Art.10. In artikel 23, § 1, van het koninklijk besluit van 29 april 2013 houdende toekenning aan de personeelsleden van de Cel voor Financiële Informatieverwerking van het recht op ouderschapsverlof en loopbaanonderbreking voor het verlenen van bijstand aan een zwaar ziek gezins- of familielid, gewijzigd bij koninklijk besluit van 9 juli 2014, wordt tussen het zevende en het achtste lid een nieuw lid ingevoegd, luidend als volgt :
"Wanneer het personeelslid evenwel bewijst dat hij te goeder trouw uitkeringen ontvangen heeft waarop hij geen recht had, wordt in elk geval de terugvordering beperkt tot de laatste honderdvijftig dagen van onverschuldigde toekenning. Deze beperking wordt niet in acht genomen in geval van cumulatie met een prestatie toegekend krachtens een regeling van sociale zekerheid.".
Art.11. In artikel 34, § 3, van het koninklijk besluit van 10 april 2014 houdende toekenning van het recht op ouderschapsverlof en verlof voor het verlenen van bijstand aan een zwaar ziek gezins- of familielid aan bepaalde werknemers, wordt een tweede lid ingevoegd, luidend als volgt :
"Wanneer de werknemer evenwel bewijst dat hij te goeder trouw uitkeringen ontvangen heeft waarop hij geen recht had, wordt in elk geval de terugvordering beperkt tot de laatste honderdvijftig dagen van onverschuldigde toekenning. Deze beperking wordt niet in acht genomen in geval van cumulatie met een prestatie toegekend krachtens een regeling van sociale zekerheid.".

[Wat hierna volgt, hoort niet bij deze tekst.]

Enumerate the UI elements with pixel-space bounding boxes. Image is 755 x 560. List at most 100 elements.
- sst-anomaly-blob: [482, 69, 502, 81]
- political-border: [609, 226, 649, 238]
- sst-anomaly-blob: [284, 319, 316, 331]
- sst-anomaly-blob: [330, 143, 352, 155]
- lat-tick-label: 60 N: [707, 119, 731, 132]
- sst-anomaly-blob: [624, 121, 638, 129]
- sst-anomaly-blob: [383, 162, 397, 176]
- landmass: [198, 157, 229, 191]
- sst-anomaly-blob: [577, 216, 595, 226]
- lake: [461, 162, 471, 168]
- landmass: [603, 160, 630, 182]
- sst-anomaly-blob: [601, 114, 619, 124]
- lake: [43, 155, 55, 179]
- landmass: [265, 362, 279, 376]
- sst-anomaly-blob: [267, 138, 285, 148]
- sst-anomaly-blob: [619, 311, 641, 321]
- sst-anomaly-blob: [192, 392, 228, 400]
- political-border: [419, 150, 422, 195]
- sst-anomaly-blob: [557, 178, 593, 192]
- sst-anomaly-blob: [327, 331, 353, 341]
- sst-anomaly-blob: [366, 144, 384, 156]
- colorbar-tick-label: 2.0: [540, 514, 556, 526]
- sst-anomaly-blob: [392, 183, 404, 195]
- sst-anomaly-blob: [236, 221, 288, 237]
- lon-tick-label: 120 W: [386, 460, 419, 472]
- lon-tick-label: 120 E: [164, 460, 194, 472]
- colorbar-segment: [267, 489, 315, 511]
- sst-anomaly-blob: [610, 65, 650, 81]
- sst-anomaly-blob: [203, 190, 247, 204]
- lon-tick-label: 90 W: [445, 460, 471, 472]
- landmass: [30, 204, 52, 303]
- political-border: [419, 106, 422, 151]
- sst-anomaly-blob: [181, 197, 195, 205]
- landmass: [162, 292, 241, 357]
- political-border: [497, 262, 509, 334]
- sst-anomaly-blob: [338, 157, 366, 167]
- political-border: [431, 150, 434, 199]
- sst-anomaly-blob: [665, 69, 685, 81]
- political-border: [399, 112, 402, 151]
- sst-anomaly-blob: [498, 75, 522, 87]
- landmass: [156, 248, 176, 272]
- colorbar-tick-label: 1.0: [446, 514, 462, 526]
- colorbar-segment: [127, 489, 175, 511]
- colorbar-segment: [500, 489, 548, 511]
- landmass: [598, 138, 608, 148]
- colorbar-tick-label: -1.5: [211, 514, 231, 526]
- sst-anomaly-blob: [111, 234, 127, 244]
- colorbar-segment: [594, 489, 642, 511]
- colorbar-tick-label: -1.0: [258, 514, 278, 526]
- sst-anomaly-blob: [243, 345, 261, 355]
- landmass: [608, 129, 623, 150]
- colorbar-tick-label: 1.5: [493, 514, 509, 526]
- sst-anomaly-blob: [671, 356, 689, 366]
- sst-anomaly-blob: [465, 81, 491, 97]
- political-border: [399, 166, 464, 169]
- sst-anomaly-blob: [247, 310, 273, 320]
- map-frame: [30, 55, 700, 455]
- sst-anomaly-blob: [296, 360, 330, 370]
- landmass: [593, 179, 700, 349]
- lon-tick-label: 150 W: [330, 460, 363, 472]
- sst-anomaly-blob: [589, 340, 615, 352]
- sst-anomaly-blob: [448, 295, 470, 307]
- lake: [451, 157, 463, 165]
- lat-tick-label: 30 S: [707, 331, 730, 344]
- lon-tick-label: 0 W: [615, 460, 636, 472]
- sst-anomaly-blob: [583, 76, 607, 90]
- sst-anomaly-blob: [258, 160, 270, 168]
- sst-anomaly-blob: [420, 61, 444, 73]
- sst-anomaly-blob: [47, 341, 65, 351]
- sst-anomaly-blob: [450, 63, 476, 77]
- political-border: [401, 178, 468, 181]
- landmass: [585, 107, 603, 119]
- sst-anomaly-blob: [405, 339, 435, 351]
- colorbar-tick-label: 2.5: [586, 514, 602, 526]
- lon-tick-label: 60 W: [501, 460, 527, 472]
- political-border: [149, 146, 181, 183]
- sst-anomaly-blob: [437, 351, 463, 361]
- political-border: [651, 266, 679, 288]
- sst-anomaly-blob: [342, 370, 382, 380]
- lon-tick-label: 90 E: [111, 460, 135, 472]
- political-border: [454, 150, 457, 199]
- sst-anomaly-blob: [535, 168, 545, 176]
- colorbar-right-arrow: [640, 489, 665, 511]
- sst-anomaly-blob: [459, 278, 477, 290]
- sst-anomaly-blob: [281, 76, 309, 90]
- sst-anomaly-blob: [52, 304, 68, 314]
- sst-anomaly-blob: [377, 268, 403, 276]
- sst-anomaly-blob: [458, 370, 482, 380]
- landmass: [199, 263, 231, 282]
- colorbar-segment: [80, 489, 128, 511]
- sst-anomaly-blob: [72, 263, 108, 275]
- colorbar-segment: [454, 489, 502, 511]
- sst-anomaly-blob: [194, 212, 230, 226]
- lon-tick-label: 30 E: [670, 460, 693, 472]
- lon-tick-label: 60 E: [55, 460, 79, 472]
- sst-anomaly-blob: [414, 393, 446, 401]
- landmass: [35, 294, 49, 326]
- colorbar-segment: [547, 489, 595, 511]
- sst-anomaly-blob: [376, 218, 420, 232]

Art.12. In artikel 25 van het koninklijk besluit van 12 mei 2014 houdende toekenning aan de contractuele personeelsleden van de Ombudsdienst voor Energie van het recht op ouderschapsverlof en loopbaanonderbreking voor het verlenen van bijstand aan een zwaar ziek gezins- of familielid, wordt tussen het zevende en het achtste lid een nieuw lid ingevoegd, luidend als volgt :
"Wanneer het personeelslid evenwel bewijst dat hij te goeder trouw uitkeringen ontvangen heeft waarop hij geen recht had, wordt in elk geval de terugvordering beperkt tot de laatste honderdvijftig dagen van onverschuldigde toekenning. Deze beperking wordt niet in acht genomen in geval van cumulatie met een prestatie toegekend krachtens een regeling van sociale zekerheid.".

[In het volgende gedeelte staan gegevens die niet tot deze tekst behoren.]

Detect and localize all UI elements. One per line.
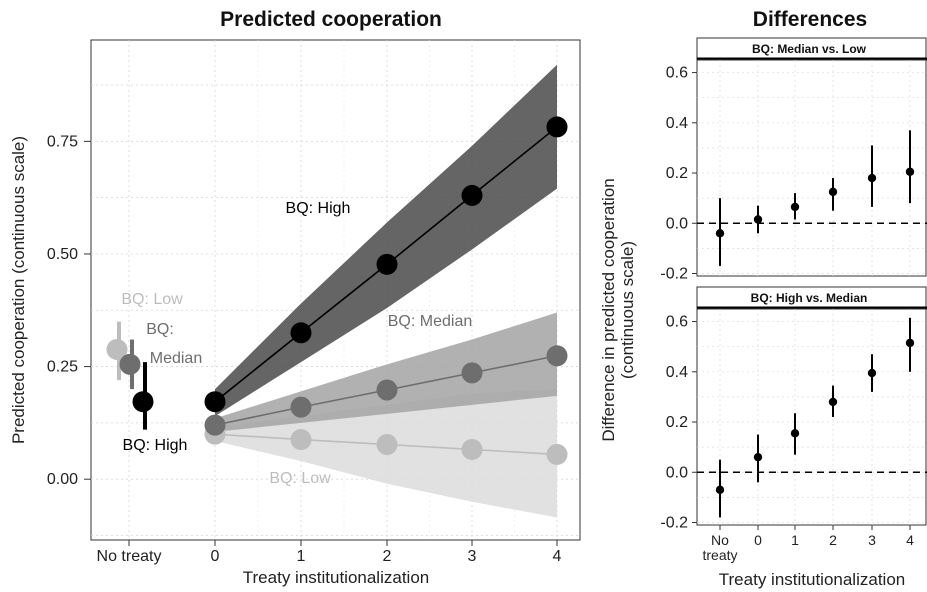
y-tick-label: 0.0 (666, 464, 688, 481)
series-point (461, 438, 483, 460)
difference-facet: BQ: Median vs. Low -0.2 0.0 0.2 0.4 0.6 (660, 37, 927, 282)
left-chart-title: Predicted cooperation (220, 8, 442, 31)
x-tick-label: 0 (754, 532, 762, 548)
y-tick-label: 0.00 (47, 471, 78, 488)
difference-point (905, 338, 915, 348)
series-annotation: BQ: Low (269, 470, 331, 487)
left-y-axis-title: Predicted cooperation (continuous scale) (9, 136, 28, 444)
difference-point (867, 173, 877, 183)
difference-point (715, 485, 725, 495)
x-tick-label: 2 (829, 532, 837, 548)
left-y-tick-labels: 0.00 0.25 0.50 0.75 (47, 133, 91, 488)
y-tick-label: 0.2 (666, 414, 688, 431)
facet-plot-frame (696, 59, 927, 277)
x-tick-label: 3 (468, 548, 477, 565)
difference-facet: BQ: High vs. Median -0.2 0.0 0.2 0.4 0.6 (660, 286, 927, 531)
series-point (546, 443, 568, 465)
left-series-points (106, 116, 568, 465)
no-treaty-point (132, 391, 154, 413)
left-x-tick-labels: No treaty 0 1 2 3 4 (97, 540, 562, 565)
series-point (461, 184, 483, 206)
difference-point (828, 397, 838, 407)
y-tick-label: 0.6 (666, 314, 688, 331)
difference-facets: BQ: Median vs. Low-0.20.00.20.40.6BQ: Hi… (660, 37, 927, 563)
x-tick-label-sub: treaty (702, 547, 737, 563)
right-x-axis-title: Treaty institutionalization (719, 570, 905, 589)
y-tick-label: 0.4 (666, 364, 688, 381)
left-x-axis-title: Treaty institutionalization (243, 568, 429, 587)
series-point (546, 116, 568, 138)
series-annotation: Median (150, 350, 202, 367)
difference-point (753, 452, 763, 462)
series-annotation: BQ: High (123, 437, 188, 454)
y-tick-label: -0.2 (660, 514, 688, 531)
x-tick-label: 1 (791, 532, 799, 548)
facet-strip-label: BQ: Median vs. Low (752, 42, 867, 56)
y-tick-label: -0.2 (660, 265, 688, 282)
series-point (546, 345, 568, 367)
right-y-axis-title-line2: (continuous scale) (618, 241, 637, 379)
y-tick-label: 0.4 (666, 115, 688, 132)
difference-point (790, 429, 800, 438)
no-treaty-point (106, 338, 128, 360)
series-point (204, 414, 226, 436)
y-tick-label: 0.25 (47, 359, 78, 376)
series-point (204, 391, 226, 413)
series-point (290, 396, 312, 418)
no-treaty-point (119, 353, 141, 375)
series-point (376, 434, 398, 456)
x-tick-label: 0 (211, 548, 220, 565)
series-point (376, 379, 398, 401)
x-tick-label: 4 (553, 548, 562, 565)
difference-point (753, 215, 763, 224)
left-annotations: BQ: High BQ: Median BQ: Low BQ: Low BQ: Media… (121, 200, 472, 487)
facet-strip-label: BQ: High vs. Median (751, 291, 868, 305)
difference-point (867, 368, 877, 378)
x-tick-label: 2 (383, 548, 392, 565)
x-tick-label: 4 (906, 532, 914, 548)
right-x-tick-labels: No 0 1 2 3 4 treaty (702, 525, 914, 563)
y-tick-label: 0.6 (666, 65, 688, 82)
y-tick-label: 0.75 (47, 133, 78, 150)
difference-point (715, 229, 725, 238)
difference-point (828, 187, 838, 197)
difference-point (905, 167, 915, 176)
series-point (290, 429, 312, 451)
y-tick-label: 0.2 (666, 165, 688, 182)
x-tick-label: No (711, 532, 729, 548)
differences-panel: Differences Difference in predicted coop… (599, 8, 927, 589)
series-annotation: BQ: High (286, 200, 351, 217)
x-tick-label: 3 (868, 532, 876, 548)
right-chart-title: Differences (753, 8, 867, 31)
y-tick-label: 0.50 (47, 246, 78, 263)
predicted-cooperation-panel: Predicted cooperation 0.00 0.25 0.50 0.75 N… (9, 8, 581, 587)
right-y-axis-title-line1: Difference in predicted cooperation (599, 178, 618, 441)
x-tick-label: No treaty (97, 548, 162, 565)
series-annotation: BQ: (146, 321, 174, 338)
series-point (376, 253, 398, 275)
x-tick-label: 1 (297, 548, 306, 565)
series-annotation: BQ: Low (121, 291, 183, 308)
difference-point (790, 202, 800, 212)
series-annotation: BQ: Median (388, 313, 472, 330)
facet-plot-frame (696, 308, 927, 526)
series-point (461, 362, 483, 384)
series-point (290, 322, 312, 344)
y-tick-label: 0.0 (666, 215, 688, 232)
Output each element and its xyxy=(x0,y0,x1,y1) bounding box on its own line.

Art.13. Dit besluit treedt in werking op 1 augustus 2019.
Art. 14. De minister bevoegd voor Werk, de minister bevoegd voor Justitie, belast met de Regie der gebouwen, de minister bevoegd voor Financiën en Ontwikkelingssamenwerking, de minister bevoegd voor Energie, de minister bevoegd voor Ambtenarenzaken, belast met de Nationale Loterij, de minister bevoegd voor Mobiliteit, belast met Belgocontrol en de Nationale Maatschappij der Belgische spoorwegen, de minister bevoegd voor Telecommunicatie en Post, zijn ieder wat hem betreft, belast met de uitvoering van dit besluit.